İzmir kentinin son on yılda en az bir takımının, toplam dokuz kez küme düştüğünü okuduğumda aslında hiç şaşırmadım. En son pazar günü, cumhuriyet ile yaşıt Altınordu Kulübü’nün küme düşmesini yaşamanın ardından, İzmir’de yine benzeri konuşmalar yapılır oldu. Oysaki kentin yüzüncü yaşını kutlayan takımı kendi becerisi ile değil, rakibinin üzerine gelmekten imtina etmesi sayesinde (tabii kendisinin de rakibinin üzerine gitmediği bir yirmi dakikalık adına futbol diyemeyeceğimiz bir zaman dilimi sonrasında) kümede kalmayı başarabildi!
Kentin bir diğer şampiyon adayı olarak lige başlayan, ancak sondan bir önceki hafta durumu toparlayabilen Göztepe açısından da, gerçekte durumun hiç de iç açıcı olduğu söylenemez. Harcanan paralara ve getirilen üç teknik adama rağmen, elde edilen sonuç ne yazık ki, camianın büyüklüğü ile örtüşmüyor. Benzer yorumları, yüz yılı kutlamasına iki yıldan az bir zaman kalan Altay için de yapabiliriz. İzmir’in futbolunda olduğu kadar, ülke futbolunda da söz sahibi olan bir takımın içine düştüğü durumun anlaşılabilmesi için, daha dikkatli olmak zorundayız. Çünkü bu kulüp bünyesinden iki federasyon başkanı çıkartıp, ülke futbolunun şekillenmesinde etkili olmuş bir kulüptü. Oysa şimdi yaşadığı ve tüm kente yaşattıkları hiç de ‘büyük’ lüğüne yakışmamaktadır.
İzmir kenti son otuz yıl içerisinde, önce 1983 yılında Turgut Özal ile başlayan dönüşüm sürecini, ardından da 2002 sonrasında Adalet ve Kalkınma Partisi’nin küresel dünya ile entegrasyon süreci içerisinde uyguladığı ekonomik politikaları ıskaladı. Yaşanan dönüşümleri fark edemedi ve geleceğe yönelik atılımlarda ağır kaldı ve ne yazık ki, her iki dönemde de kent hem ekonomik alanda, hem de sosyal ve kültürel alanlarda kendisinin çok gerisinde olan kentlerin gerisine düştü.

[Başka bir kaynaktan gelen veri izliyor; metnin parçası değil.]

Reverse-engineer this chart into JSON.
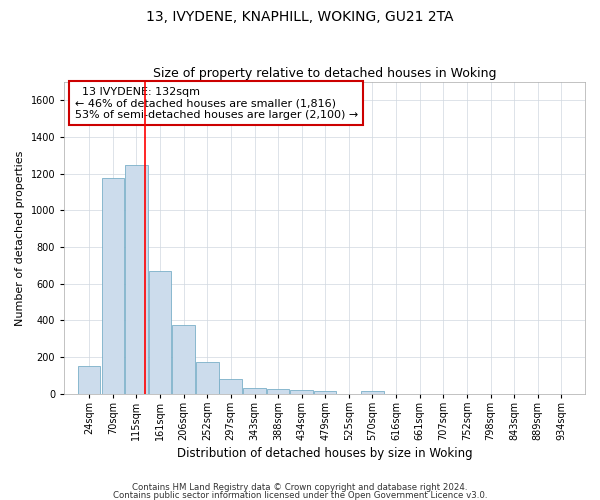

Spor/futbol kulüpleri de bu ıskalamadan nasibini fazlasıyla aldılar. Takımlarımızın küme düşme ve gerileme dönemlerinin bu sözünü ettiğim iki dönemle yakından ilişkili olduğunu yapacağınız bir arşiv taraması ile rahatlıkla görebilirsiniz.
İzmir kentinin her alanda ‘kötü yönetilmesi’ kentin ekonomiden, kültüre, spora kadar hemen hemen her kulvarda gerilemesine ve kan kaybetmesine neden oldu. Yaşananlar sonrası kentin geleceğinde etkili olabilecek parlak beyinler, daha iyi bir hayat ve iş imkânları nedeniyle İstanbul ve Ankara’nın yolunu tuttular. Belki de hepsinden önemlisi insanların kafasında İzmir kentinin geleceğine dair kaygıların bulunması asıl sorununun belkemiğini teşkil etmektedir. Böyle olduğu müddetçe insanların kente dair beklentileri ve kente dair umutları da azalmaktadır. Kentin her yıl küme düşen takımlara sahip olması ve futbol alanında temsil edilememesi de bütün bunların sportif boyutundaki uzantısından başka bir durum değildir.
Bu kenti yeniden ayağa kaldırabilmenin yolu umudun yanı sıra ekonomiden, kültüre ve insan kaynağının zenginleşmesine yapılacak katkı kadar futboluna ve futbol takımlarına yönelik de olmak zorundadır. Her yıl küme düşen İzmir’in, diğer platformlarda başa güreşebilmesi mümkün değildir. Aksi takdirde ‘köylüler çabaya, ya da tavukçular, köfteciler’ diye eleştirdiklerinin gerçekleştirdikleri başarılar karşısında biz neden başaramıyoruz demeye devam etmeye mahkûm kalacaklardır.